Scrapely is a simple and customizable web scraper built using Java and Jsoup. It allows users to extract structured data from web pages based on CSS selectors and stores the results in a JSON file.
✅ Extract Specific Elements – Users can define which elements to scrape using CSS selectors.
✅ Attribute Extraction – Option to extract specific attributes (e.g., href
, src
, alt
).
✅ Automatic JSON Output – Saves extracted data in a structured JSON file.
✅ User Input Handling – Fully interactive, taking inputs via the command line.

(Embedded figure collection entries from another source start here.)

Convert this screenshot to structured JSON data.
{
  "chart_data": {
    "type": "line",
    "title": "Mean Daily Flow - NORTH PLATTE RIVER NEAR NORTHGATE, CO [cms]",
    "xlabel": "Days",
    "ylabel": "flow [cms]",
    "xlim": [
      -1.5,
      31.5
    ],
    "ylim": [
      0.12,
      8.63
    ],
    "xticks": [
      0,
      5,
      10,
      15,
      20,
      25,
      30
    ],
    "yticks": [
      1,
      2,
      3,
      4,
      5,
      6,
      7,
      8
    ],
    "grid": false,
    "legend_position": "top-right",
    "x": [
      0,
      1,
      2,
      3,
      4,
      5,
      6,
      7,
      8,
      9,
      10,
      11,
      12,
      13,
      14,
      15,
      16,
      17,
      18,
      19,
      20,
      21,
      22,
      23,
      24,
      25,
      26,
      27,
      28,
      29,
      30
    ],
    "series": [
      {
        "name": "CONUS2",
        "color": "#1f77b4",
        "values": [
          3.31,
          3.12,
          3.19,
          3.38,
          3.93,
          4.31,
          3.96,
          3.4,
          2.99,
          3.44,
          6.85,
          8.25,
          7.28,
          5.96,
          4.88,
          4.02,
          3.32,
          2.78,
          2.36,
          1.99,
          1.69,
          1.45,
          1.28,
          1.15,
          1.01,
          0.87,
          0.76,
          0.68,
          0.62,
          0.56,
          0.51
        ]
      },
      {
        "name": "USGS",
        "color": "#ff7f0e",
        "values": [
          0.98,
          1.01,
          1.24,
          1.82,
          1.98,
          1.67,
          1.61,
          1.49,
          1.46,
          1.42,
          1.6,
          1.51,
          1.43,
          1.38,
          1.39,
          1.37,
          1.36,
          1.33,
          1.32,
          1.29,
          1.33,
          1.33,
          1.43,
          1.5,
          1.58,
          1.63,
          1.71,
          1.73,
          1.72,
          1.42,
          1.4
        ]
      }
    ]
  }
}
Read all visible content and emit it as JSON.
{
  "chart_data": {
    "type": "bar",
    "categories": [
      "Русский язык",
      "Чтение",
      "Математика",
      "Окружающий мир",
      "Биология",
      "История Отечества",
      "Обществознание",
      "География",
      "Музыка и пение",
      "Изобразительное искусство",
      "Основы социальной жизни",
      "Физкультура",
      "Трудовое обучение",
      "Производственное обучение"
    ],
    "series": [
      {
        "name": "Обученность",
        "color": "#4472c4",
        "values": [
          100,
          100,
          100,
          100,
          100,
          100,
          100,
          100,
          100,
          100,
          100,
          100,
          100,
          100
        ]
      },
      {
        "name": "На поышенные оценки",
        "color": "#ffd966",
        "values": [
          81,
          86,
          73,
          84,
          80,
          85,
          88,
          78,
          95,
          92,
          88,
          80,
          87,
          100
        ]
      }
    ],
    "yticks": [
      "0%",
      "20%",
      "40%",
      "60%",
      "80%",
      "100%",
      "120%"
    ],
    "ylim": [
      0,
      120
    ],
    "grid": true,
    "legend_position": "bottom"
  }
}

- Java – Core programming language
- Jsoup – HTML parsing & web scraping library
git clone https://github.com/yourusername/scrapely.git
cd scrapely
Make sure you have Java 8+ installed.
javac -cp .:jsoup-1.13.1.jar Main.java WebScraper.java
java -cp .:jsoup-1.13.1.jar Main
When prompted, enter the required details:
- Website URL
- CSS Query (class/tag)
- Element to extract
- (Optional) Attribute to extract
The extracted data is stored in a JSON file named after the website title. Example output:
[
{ "text": "The Great Gatsby" },
{ "text": "1984" },
{ "text": "To Kill a Mockingbird" }
]
This project is licensed under the MIT License.